Unlike his fellow Progressive forefathers, Ely and Wilson, Croly’s profound and abiding faith was not pietist. Indeed, it was not Christian at all. Herbert Croly inherited from his father David a devotion to what was called the “Religion of Humanity,” which was merely the polite name for the bizarre “positivist” philosophy expounded by the French utopian Aguste Comte. Comte worked fervently to articulate a purely secular view of the world and to fashion a secular religion derived from it. Yet his positivism was, in form and substance, very reminiscent of Medieval Europe’s first great millenarian heresy – Joachim of Fiore’s 12th century teaching on the “eternal Gospel,” in which all of history was divided into three epochs, those of the Father, the Son, and the Spirit, the last of which would bring about man’s salvation. Comte too saw three epochs, the “age of religion,” which was dominated by superstition; “the age metaphysics;” which was more rational but was still superstition-based; and the “age of science,” in which man’s eternal happiness would be guaranteed by science (of course), the only “authentic” form of knowledge.
For his part, young Croly shared Comte’s “faith” in science and also shared Marx’s belief that history was propelled by scientific principles that were inevitable and unwavering. Unlike Marx, however, who saw the “government” as an enemy to be overthrown and replaced by the people, Croly saw the government as an ally, the supreme tool to advance civilization’s progress through science.

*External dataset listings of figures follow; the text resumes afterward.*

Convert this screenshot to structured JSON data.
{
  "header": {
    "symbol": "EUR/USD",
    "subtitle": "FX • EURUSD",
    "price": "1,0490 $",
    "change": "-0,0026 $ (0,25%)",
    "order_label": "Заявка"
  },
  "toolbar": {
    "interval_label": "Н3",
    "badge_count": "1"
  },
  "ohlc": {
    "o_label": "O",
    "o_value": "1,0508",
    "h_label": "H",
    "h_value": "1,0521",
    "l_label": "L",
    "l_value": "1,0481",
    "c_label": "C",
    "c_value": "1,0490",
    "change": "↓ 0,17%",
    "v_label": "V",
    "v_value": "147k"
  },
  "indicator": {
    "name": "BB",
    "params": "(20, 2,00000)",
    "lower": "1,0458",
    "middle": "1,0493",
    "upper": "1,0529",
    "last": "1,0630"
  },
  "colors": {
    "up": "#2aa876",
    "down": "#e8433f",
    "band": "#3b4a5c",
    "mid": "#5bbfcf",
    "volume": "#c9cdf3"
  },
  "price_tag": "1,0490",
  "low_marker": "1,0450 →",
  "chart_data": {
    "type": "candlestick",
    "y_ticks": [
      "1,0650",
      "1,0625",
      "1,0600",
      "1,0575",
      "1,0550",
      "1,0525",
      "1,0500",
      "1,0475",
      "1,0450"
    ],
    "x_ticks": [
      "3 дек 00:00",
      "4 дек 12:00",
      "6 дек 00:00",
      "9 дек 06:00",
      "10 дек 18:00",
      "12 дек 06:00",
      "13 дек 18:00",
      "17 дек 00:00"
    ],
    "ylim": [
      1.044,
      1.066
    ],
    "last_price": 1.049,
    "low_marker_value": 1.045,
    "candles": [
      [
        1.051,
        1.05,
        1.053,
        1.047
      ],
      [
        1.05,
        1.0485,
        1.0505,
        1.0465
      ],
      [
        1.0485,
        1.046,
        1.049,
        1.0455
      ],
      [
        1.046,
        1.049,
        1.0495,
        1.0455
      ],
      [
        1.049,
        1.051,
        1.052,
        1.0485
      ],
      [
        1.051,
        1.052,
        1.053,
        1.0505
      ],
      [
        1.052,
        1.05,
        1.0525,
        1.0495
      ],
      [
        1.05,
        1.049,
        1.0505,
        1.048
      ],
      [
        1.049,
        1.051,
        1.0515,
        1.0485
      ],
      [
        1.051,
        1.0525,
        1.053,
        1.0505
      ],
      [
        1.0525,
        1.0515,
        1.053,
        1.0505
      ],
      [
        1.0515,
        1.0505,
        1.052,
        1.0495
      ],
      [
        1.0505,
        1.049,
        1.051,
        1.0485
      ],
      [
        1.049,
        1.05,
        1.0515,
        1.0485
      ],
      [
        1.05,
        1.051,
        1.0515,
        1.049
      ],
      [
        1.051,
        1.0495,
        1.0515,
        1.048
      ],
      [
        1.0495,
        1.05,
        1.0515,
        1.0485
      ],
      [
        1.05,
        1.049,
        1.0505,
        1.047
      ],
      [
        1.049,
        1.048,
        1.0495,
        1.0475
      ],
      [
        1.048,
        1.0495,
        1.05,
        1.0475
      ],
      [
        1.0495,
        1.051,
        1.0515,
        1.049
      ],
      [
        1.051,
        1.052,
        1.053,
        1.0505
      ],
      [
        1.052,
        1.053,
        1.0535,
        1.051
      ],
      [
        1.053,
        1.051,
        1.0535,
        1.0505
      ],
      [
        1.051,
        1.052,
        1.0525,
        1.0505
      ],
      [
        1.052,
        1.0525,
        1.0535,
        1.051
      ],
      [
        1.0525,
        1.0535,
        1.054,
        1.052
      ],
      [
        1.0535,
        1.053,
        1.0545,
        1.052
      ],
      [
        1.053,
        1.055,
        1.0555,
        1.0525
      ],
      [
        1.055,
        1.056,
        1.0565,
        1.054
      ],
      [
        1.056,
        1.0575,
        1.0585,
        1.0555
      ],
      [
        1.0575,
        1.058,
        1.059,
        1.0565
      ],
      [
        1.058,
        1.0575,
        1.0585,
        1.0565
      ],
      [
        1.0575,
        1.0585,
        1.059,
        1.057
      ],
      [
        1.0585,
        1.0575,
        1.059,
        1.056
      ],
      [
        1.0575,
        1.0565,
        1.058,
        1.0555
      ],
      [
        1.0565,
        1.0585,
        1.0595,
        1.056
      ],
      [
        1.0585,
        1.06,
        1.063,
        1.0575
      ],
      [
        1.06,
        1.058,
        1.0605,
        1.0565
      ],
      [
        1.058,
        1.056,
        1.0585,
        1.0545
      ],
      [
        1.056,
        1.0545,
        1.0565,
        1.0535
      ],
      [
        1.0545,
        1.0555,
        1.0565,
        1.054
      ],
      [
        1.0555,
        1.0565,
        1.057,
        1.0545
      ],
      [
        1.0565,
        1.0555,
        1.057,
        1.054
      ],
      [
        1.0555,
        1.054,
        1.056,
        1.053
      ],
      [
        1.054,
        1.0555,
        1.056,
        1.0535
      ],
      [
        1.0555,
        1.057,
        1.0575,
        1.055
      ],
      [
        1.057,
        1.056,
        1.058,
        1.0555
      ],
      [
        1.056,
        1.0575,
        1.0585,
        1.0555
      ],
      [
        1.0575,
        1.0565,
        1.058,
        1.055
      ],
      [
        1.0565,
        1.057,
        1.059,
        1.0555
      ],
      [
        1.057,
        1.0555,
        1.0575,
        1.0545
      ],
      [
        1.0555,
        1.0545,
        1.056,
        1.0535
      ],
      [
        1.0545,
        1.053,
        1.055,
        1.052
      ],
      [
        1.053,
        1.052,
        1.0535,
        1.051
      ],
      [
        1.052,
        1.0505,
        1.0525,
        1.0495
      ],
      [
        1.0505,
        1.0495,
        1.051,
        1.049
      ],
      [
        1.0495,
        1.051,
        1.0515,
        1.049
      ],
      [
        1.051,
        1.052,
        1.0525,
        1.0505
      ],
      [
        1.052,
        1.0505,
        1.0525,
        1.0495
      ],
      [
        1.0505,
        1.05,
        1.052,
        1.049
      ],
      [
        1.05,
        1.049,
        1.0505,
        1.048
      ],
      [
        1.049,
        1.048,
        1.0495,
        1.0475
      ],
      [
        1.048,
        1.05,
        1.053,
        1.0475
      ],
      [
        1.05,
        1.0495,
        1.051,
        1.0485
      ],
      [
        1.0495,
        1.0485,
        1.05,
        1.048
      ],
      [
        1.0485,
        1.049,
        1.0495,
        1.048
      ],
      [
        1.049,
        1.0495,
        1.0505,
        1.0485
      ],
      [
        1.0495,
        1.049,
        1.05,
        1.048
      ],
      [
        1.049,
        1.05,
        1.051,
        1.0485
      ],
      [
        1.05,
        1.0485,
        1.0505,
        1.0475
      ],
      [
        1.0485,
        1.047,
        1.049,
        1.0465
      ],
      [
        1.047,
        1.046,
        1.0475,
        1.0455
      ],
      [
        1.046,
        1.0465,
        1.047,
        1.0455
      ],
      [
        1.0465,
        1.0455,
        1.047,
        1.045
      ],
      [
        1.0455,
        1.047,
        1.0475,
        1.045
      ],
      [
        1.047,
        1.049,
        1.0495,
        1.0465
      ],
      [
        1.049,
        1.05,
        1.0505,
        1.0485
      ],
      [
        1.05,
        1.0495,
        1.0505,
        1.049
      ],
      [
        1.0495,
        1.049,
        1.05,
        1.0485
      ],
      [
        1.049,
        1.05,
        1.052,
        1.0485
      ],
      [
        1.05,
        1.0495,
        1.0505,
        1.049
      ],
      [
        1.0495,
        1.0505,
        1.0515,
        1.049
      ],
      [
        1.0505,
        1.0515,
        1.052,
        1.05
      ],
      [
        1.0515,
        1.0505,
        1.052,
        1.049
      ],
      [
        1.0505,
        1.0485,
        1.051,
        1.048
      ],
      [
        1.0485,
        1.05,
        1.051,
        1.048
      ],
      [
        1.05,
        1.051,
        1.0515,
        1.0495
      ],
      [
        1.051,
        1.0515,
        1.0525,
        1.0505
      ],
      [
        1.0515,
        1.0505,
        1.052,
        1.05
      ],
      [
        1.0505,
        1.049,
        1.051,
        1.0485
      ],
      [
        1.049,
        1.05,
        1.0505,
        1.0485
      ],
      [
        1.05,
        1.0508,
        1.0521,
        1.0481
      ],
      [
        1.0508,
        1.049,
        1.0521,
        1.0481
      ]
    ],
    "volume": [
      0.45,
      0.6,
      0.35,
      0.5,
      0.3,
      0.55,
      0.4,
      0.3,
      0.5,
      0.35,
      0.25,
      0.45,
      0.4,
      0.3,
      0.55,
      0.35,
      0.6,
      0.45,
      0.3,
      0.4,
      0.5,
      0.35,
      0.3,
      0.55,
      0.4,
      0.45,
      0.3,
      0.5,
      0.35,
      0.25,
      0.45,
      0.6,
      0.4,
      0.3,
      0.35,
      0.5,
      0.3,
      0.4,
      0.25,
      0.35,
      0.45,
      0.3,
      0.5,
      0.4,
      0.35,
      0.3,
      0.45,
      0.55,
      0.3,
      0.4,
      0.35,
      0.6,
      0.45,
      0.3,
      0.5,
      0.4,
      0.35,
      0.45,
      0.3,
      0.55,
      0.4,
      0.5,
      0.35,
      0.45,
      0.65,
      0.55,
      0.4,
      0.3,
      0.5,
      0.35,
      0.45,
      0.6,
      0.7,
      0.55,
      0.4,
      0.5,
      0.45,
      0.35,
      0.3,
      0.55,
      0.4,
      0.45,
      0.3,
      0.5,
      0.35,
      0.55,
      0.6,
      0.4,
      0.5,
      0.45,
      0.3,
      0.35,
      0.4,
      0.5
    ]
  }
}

Croly produced two great and indispensable contributions to the Progressive movement – and thus to the march toward centralization. The first of these was the case that the age of science was man’s end stage (his eschatological “millennium”) and that to achieve it and to reap its rewards, society must first throw off the chains of the previous ages, the age of religion and superstition and the age of metaphysics. To this end, the most important thing political and social leaders could do was abandon the stultifying ideas of the past – especially the ideas of the Founders and their hokey obsession with virtue. “At the present time there is a strong, almost a dominant, tendency to regard the existing Constitution with superstitious awe,” Croly wrote in his book The Promise of American Life, “and to shrink with horror from modifying it even in the smallest detail; and it is this superstitious fear of changing the most trivial parts of the fundamental legal fabric which brings to pass the great bondage of the American spirit.”
Croly believed that only a strong and powerfully led central government could accomplish any of this, and thus he argued in favor of an all-powerful national state.

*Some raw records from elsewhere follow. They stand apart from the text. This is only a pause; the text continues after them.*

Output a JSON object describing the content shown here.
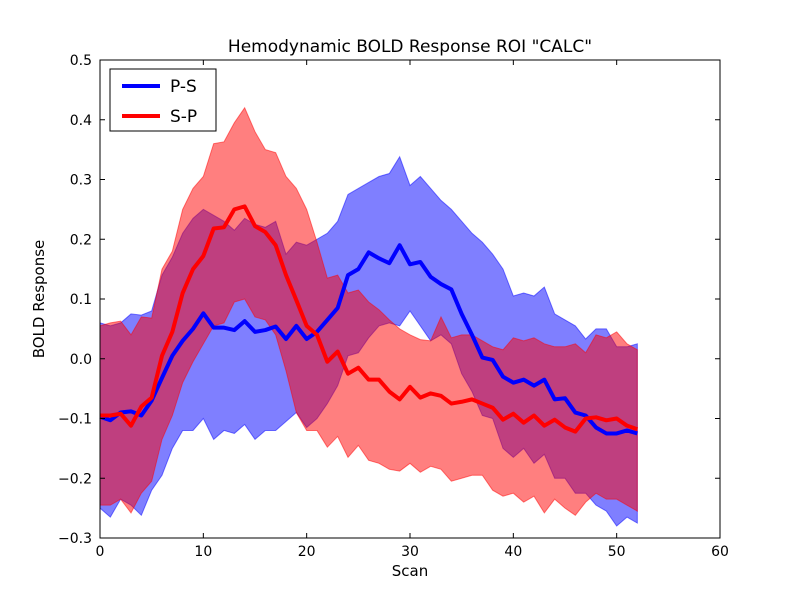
{
  "chart_data": {
    "type": "line",
    "title": "Hemodynamic BOLD Response ROI \"CALC\"",
    "xlabel": "Scan",
    "ylabel": "BOLD Response",
    "xlim": [
      0,
      60
    ],
    "ylim": [
      -0.3,
      0.5
    ],
    "xticks": [
      0,
      10,
      20,
      30,
      40,
      50,
      60
    ],
    "yticks": [
      -0.3,
      -0.2,
      -0.1,
      0.0,
      0.1,
      0.2,
      0.3,
      0.4,
      0.5
    ],
    "xtick_labels": [
      "0",
      "10",
      "20",
      "30",
      "40",
      "50",
      "60"
    ],
    "ytick_labels": [
      "−0.3",
      "−0.2",
      "−0.1",
      "0.0",
      "0.1",
      "0.2",
      "0.3",
      "0.4",
      "0.5"
    ],
    "grid": false,
    "legend_position": "top-left",
    "series": [
      {
        "name": "P-S",
        "color": "#0000ff",
        "band_color": "#0000ff",
        "x": [
          0,
          1,
          2,
          3,
          4,
          5,
          6,
          7,
          8,
          9,
          10,
          11,
          12,
          13,
          14,
          15,
          16,
          17,
          18,
          19,
          20,
          21,
          22,
          23,
          24,
          25,
          26,
          27,
          28,
          29,
          30,
          31,
          32,
          33,
          34,
          35,
          36,
          37,
          38,
          39,
          40,
          41,
          42,
          43,
          44,
          45,
          46,
          47,
          48,
          49,
          50,
          51,
          52
        ],
        "values": [
          -0.097,
          -0.103,
          -0.09,
          -0.088,
          -0.095,
          -0.07,
          -0.032,
          0.005,
          0.03,
          0.05,
          0.076,
          0.052,
          0.052,
          0.048,
          0.063,
          0.045,
          0.048,
          0.054,
          0.033,
          0.055,
          0.033,
          0.045,
          0.065,
          0.085,
          0.14,
          0.15,
          0.178,
          0.168,
          0.16,
          0.19,
          0.158,
          0.162,
          0.137,
          0.125,
          0.116,
          0.075,
          0.04,
          0.002,
          -0.002,
          -0.03,
          -0.04,
          -0.035,
          -0.045,
          -0.035,
          -0.068,
          -0.066,
          -0.09,
          -0.095,
          -0.115,
          -0.125,
          -0.125,
          -0.12,
          -0.125
        ],
        "upper": [
          0.06,
          0.055,
          0.06,
          0.075,
          0.073,
          0.08,
          0.14,
          0.17,
          0.21,
          0.235,
          0.25,
          0.24,
          0.23,
          0.215,
          0.235,
          0.225,
          0.22,
          0.23,
          0.175,
          0.195,
          0.19,
          0.2,
          0.21,
          0.23,
          0.275,
          0.285,
          0.295,
          0.305,
          0.31,
          0.338,
          0.29,
          0.305,
          0.285,
          0.265,
          0.25,
          0.23,
          0.21,
          0.195,
          0.175,
          0.15,
          0.105,
          0.11,
          0.105,
          0.12,
          0.075,
          0.065,
          0.055,
          0.033,
          0.05,
          0.05,
          0.02,
          0.02,
          0.025
        ],
        "lower": [
          -0.25,
          -0.265,
          -0.235,
          -0.245,
          -0.262,
          -0.22,
          -0.195,
          -0.15,
          -0.12,
          -0.12,
          -0.1,
          -0.135,
          -0.12,
          -0.125,
          -0.11,
          -0.135,
          -0.12,
          -0.12,
          -0.105,
          -0.09,
          -0.115,
          -0.1,
          -0.075,
          -0.045,
          0.005,
          0.01,
          0.035,
          0.055,
          0.06,
          0.055,
          0.08,
          0.055,
          0.03,
          0.04,
          0.025,
          -0.025,
          -0.055,
          -0.095,
          -0.1,
          -0.15,
          -0.165,
          -0.15,
          -0.175,
          -0.16,
          -0.2,
          -0.2,
          -0.225,
          -0.225,
          -0.245,
          -0.255,
          -0.28,
          -0.265,
          -0.275
        ]
      },
      {
        "name": "S-P",
        "color": "#ff0000",
        "band_color": "#ff0000",
        "x": [
          0,
          1,
          2,
          3,
          4,
          5,
          6,
          7,
          8,
          9,
          10,
          11,
          12,
          13,
          14,
          15,
          16,
          17,
          18,
          19,
          20,
          21,
          22,
          23,
          24,
          25,
          26,
          27,
          28,
          29,
          30,
          31,
          32,
          33,
          34,
          35,
          36,
          37,
          38,
          39,
          40,
          41,
          42,
          43,
          44,
          45,
          46,
          47,
          48,
          49,
          50,
          51,
          52
        ],
        "values": [
          -0.095,
          -0.095,
          -0.092,
          -0.112,
          -0.08,
          -0.065,
          0.005,
          0.045,
          0.11,
          0.15,
          0.172,
          0.218,
          0.22,
          0.25,
          0.255,
          0.222,
          0.212,
          0.19,
          0.14,
          0.098,
          0.055,
          0.04,
          -0.005,
          0.012,
          -0.025,
          -0.015,
          -0.035,
          -0.035,
          -0.055,
          -0.068,
          -0.047,
          -0.065,
          -0.058,
          -0.062,
          -0.075,
          -0.072,
          -0.068,
          -0.075,
          -0.082,
          -0.102,
          -0.092,
          -0.107,
          -0.095,
          -0.112,
          -0.102,
          -0.115,
          -0.122,
          -0.1,
          -0.098,
          -0.103,
          -0.1,
          -0.112,
          -0.118
        ],
        "upper": [
          0.055,
          0.06,
          0.063,
          0.04,
          0.07,
          0.068,
          0.15,
          0.18,
          0.25,
          0.285,
          0.305,
          0.36,
          0.363,
          0.395,
          0.42,
          0.38,
          0.35,
          0.345,
          0.305,
          0.285,
          0.25,
          0.195,
          0.135,
          0.14,
          0.11,
          0.115,
          0.095,
          0.082,
          0.065,
          0.05,
          0.04,
          0.032,
          0.03,
          0.07,
          0.035,
          0.04,
          0.04,
          0.03,
          0.02,
          0.015,
          0.035,
          0.03,
          0.035,
          0.025,
          0.02,
          0.02,
          0.025,
          0.01,
          0.04,
          0.035,
          0.045,
          0.025,
          0.015
        ],
        "lower": [
          -0.245,
          -0.245,
          -0.235,
          -0.258,
          -0.225,
          -0.205,
          -0.135,
          -0.095,
          -0.04,
          -0.005,
          0.025,
          0.055,
          0.06,
          0.095,
          0.1,
          0.07,
          0.065,
          0.04,
          -0.02,
          -0.09,
          -0.12,
          -0.12,
          -0.148,
          -0.13,
          -0.165,
          -0.145,
          -0.17,
          -0.175,
          -0.185,
          -0.188,
          -0.175,
          -0.19,
          -0.18,
          -0.185,
          -0.205,
          -0.2,
          -0.195,
          -0.195,
          -0.22,
          -0.23,
          -0.225,
          -0.24,
          -0.23,
          -0.258,
          -0.235,
          -0.25,
          -0.262,
          -0.24,
          -0.225,
          -0.235,
          -0.235,
          -0.245,
          -0.255
        ]
      }
    ]
  }
}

Again, I would suppose that Noah’s embrace of Croly-ite veneration of the all-powerful state in Croly’s own magazine is coincidental, but it should, nevertheless, be sobering. This is especially true, as I suggested above, for those who believe that their practice of ESG – i.e. the accomplishment of state goals by private means – makes them allies of the state and, as such, immune to its wrath. You are not immune. Indeed, for all your efforts to serve as a “Third Way” between a laissez-faire market economy and the total state, you will receive no more forbearance from the Leviathan than will full-fledged social/economic Darwinists (or than they would, if they existed). Recall that Noah states this clearly: ”we should never trust investors, or corporations, or even nonprofits, to behave responsibly….”
In the end, Timothy Noah’s article on ESG may well be a milestone – albeit for different reasons than he might suppose. It reflects the frustration of the true Progressives with the ESG-Progressives’ lack of actual progress. And this should give the ESG-Progressives – as well as the rest of us – pause.